Cadance amplified her voice so it could be heard all the way across the kitchens. “I need some volunteers, for the next hour or two. There’s something I want to do.”

Twenty-three ponies stood in the entryway to the Crystal Castle, twenty-four if Cadance counted herself. Everypony but her wore an array of scarves, jackets, hats, and boots.

Beside Cadance, the red-maned sous-chef from the kitchens stood, tugging a rather garish knit cap over her head. “Princess, are you absolutely sure this is necessary? I mean… not to question your royal will, your Highness, but wouldn’t you be happier indoors, maybe sitting by the fire with a nice mug of cider? Like any sane— I mean, ah…”

Cadance smiled. “I don’t think I caught your name.”

“Cinnabar Spice, Highness. I… ah… wasn’t suggesting you might be a few dolomites short of a geo— I mean, just… It’s pretty cold out there.”

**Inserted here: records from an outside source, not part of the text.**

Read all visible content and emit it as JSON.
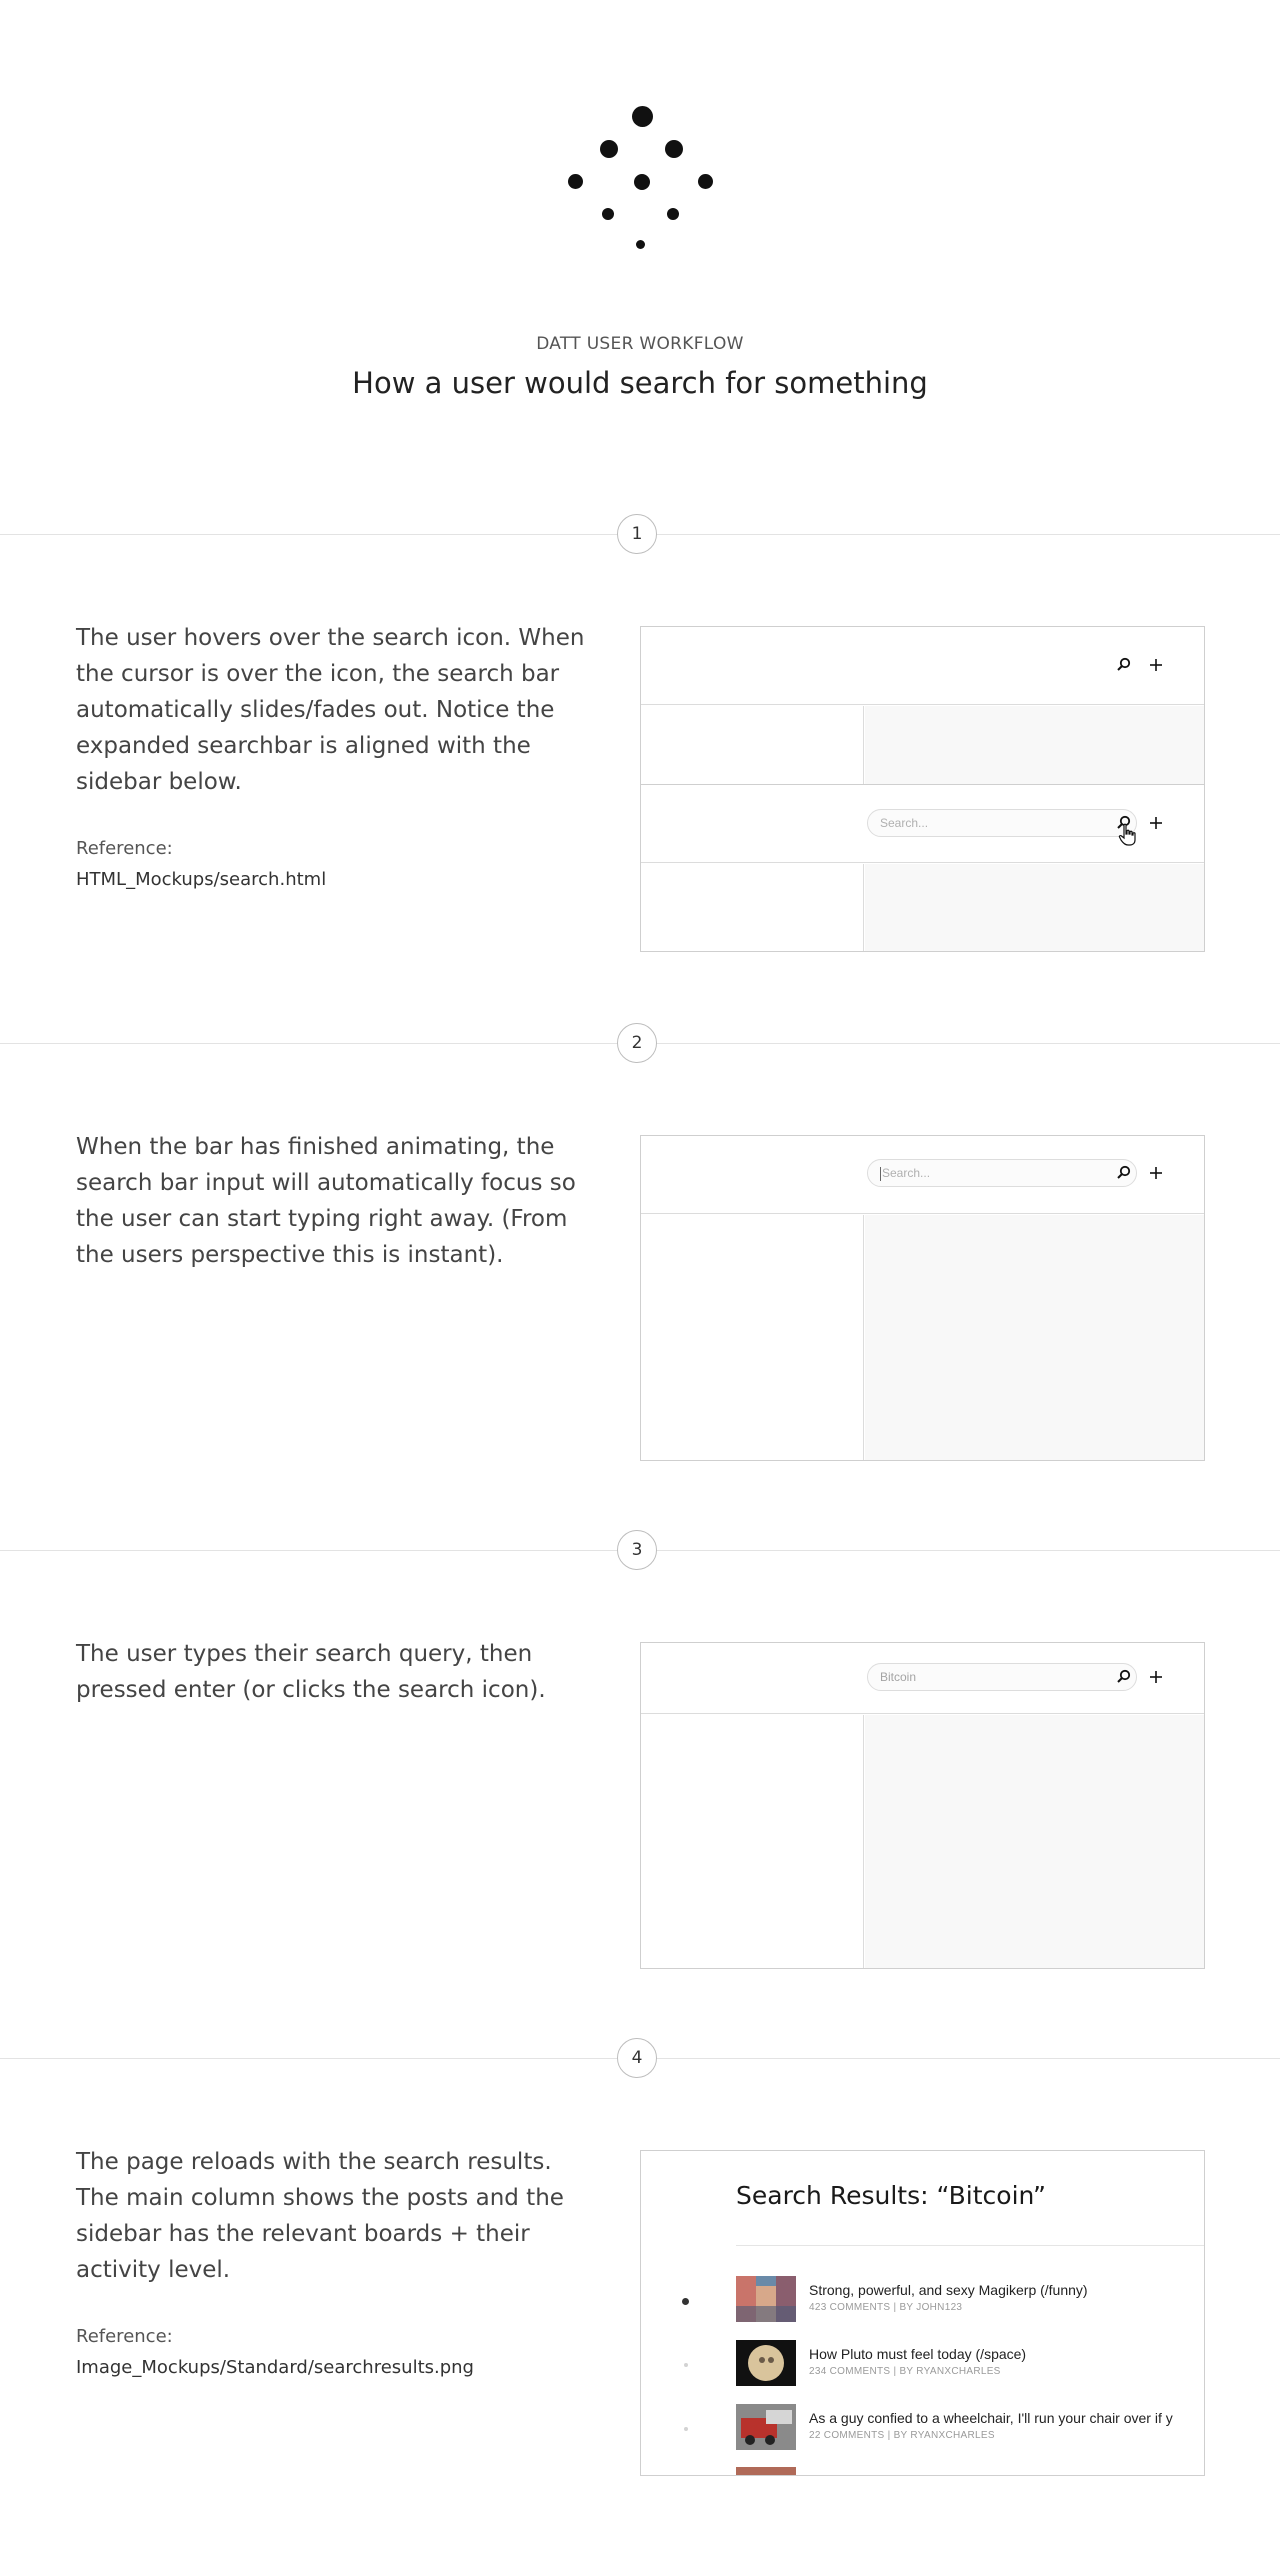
{
  "header": {
    "eyebrow": "DATT USER WORKFLOW",
    "title": "How a user would search for something"
  },
  "steps": [
    {
      "number": "1",
      "description": "The user hovers over the search icon. When the cursor is over the icon, the search bar automatically slides/fades out. Notice the expanded searchbar is aligned with the sidebar below.",
      "reference_label": "Reference:",
      "reference_path": "HTML_Mockups/search.html",
      "search_placeholder": "Search..."
    },
    {
      "number": "2",
      "description": "When the bar has finished animating, the search bar input will automatically focus so the user can start typing right away. (From the users perspective this is instant).",
      "search_placeholder": "Search..."
    },
    {
      "number": "3",
      "description": "The user types their search query, then pressed enter (or clicks the search icon).",
      "search_value": "Bitcoin"
    },
    {
      "number": "4",
      "description": "The page reloads with the search results. The main column shows the posts and the sidebar has the relevant boards + their activity level.",
      "reference_label": "Reference:",
      "reference_path": "Image_Mockups/Standard/searchresults.png",
      "results_title": "Search Results: “Bitcoin”",
      "results": [
        {
          "title": "Strong, powerful, and sexy Magikerp (/funny)",
          "meta": "423 COMMENTS | BY JOHN123"
        },
        {
          "title": "How Pluto must feel today (/space)",
          "meta": "234 COMMENTS | BY RYANXCHARLES"
        },
        {
          "title": "As a guy confied to a wheelchair, I'll run your chair over if y",
          "meta": "22 COMMENTS | BY RYANXCHARLES"
        }
      ]
    }
  ],
  "icons": {
    "search": "search-icon",
    "add": "plus-icon",
    "cursor": "pointer-hand-icon",
    "logo": "datt-dots-logo"
  },
  "colors": {
    "accent": "#111111",
    "divider": "#e3e3e3",
    "mock_main": "#f8f8f8"
  }
}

“That’s precisely why we are going to do this thing, Miss Spice. Because tonight is Hearth’s Warming Eve, and because—” She drew herself up, adopting her cloak of regal authority. “—because singing drives back the cold.”

Cinnabar frowned. “If you say so, Highness.”

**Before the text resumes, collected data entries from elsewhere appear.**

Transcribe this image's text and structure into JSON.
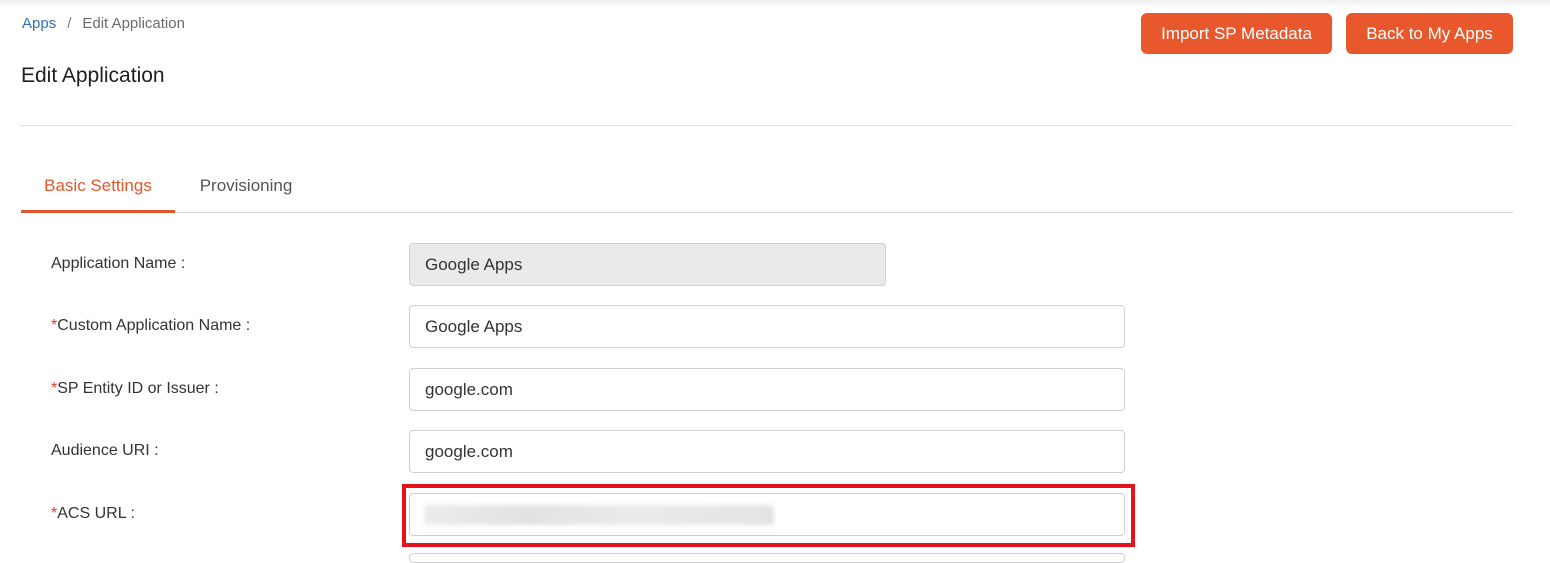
{
  "breadcrumb": {
    "root": "Apps",
    "separator": "/",
    "current": "Edit Application"
  },
  "page_title": "Edit Application",
  "header_buttons": {
    "import_label": "Import SP Metadata",
    "back_label": "Back to My Apps"
  },
  "tabs": [
    {
      "label": "Basic Settings",
      "active": true
    },
    {
      "label": "Provisioning",
      "active": false
    }
  ],
  "form": {
    "application_name": {
      "label": "Application Name :",
      "value": "Google Apps",
      "required": false,
      "disabled": true
    },
    "custom_application_name": {
      "label": "Custom Application Name :",
      "value": "Google Apps",
      "required": true
    },
    "sp_entity_id": {
      "label": "SP Entity ID or Issuer :",
      "value": "google.com",
      "required": true
    },
    "audience_uri": {
      "label": "Audience URI :",
      "value": "google.com",
      "required": false
    },
    "acs_url": {
      "label": "ACS URL :",
      "value": "",
      "required": true,
      "value_obscured": true
    }
  },
  "required_marker": "*",
  "colors": {
    "accent": "#e8582c",
    "required": "#e0382c",
    "highlight": "#e3121b",
    "link": "#2f73b4"
  }
}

Cadance patted Cinnabar on the withers before turning back to the other ponies. She pitched her voice loud, to carry over their uncertain mutters. “Okay! Is everypony dressed appropriately? Are you ready to do a bit of caroling?”

As one, the assembled ponies bent their forelegs and lowered their heads. “Yes, your Highness.”

“No, no, no. No bowing, not tonight.” Cadance tossed her mane and grinned. “This is Hearth’s Warming Eve, and tonight we are going to have fun!”

Stepping forward with determination, Cadance threw open the castle doors and cantered out into the night. Cinnabar and the others followed, their hooves clip-clopping mutedly against the snow-covered roadway.

Cadance turned north, wanting to begin the caroling with somepony she knew so the others could get a feel for the activity. Her mane stylist, Breccia Shears, lived near the castle in a small, one-story home. It took a few minutes to find the right house in the swirling snow, by which time Cadance could hear Cinnabar and even a few others muttering to themselves in the darkness. Then an orange, blocky structure became visible to the left, and Cadance smiled. She turned toward it and waved for the other ponies to follow.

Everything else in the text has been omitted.